To retain and incentivize quality workers, employers need to reconsider what benefits they offer and how they do business, Mellwig said.

The rise of the gig economy and the prevalence of side hustles led to many people thinking of work through an on-demand lens. Employers need to be creative and meet these expectations, which could mean offering pay on a more frequent — even same-day — scale, to allowing employees to choose shifts and schedules that work for them. Along the same lines, employers should consider customization, Robert said, such as letting employees build their own benefits packages based on what matters most to them.

Employers should show mutual respect to prospective employees by respecting their time and effort, Leong-Lyons added.

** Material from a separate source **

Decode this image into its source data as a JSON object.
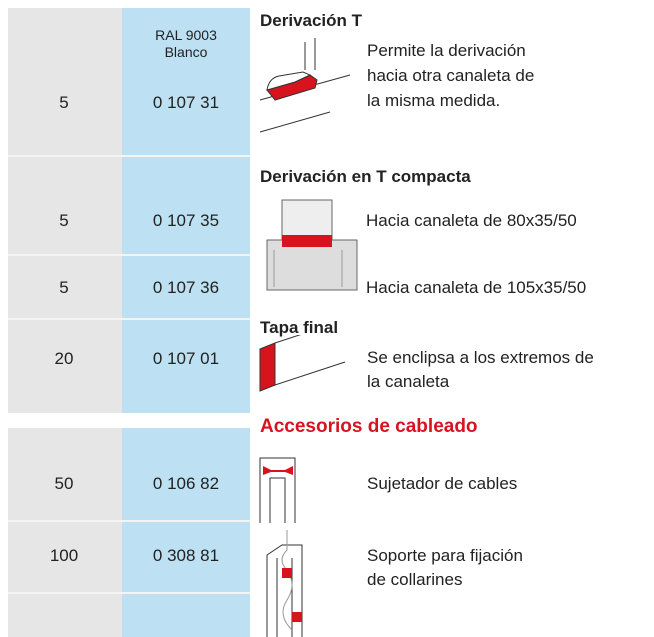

Rather than making a candidate wait weeks or even months before hearing back about a hiring decision, hiring managers need to stay in contact, she said, and speed up the process wherever possible.

Types of Travel

Before the pandemic, business travel made up a large portion of the hospitality industry. With the rise of video platforms, telecommuting and virtual conferences, many employers are less inclined to send workers for in-person visits. When corporate travel does happen, it’s often on very short notice, Mellwig said.

As more people shift to remote work, hotels have a unique opportunity to offer high quality experiences to visitors, Osterhaus said. By offering “creative working spaces” within their facilities, Graduate Hotels have started tapping into a new market of co-working spaces, he said.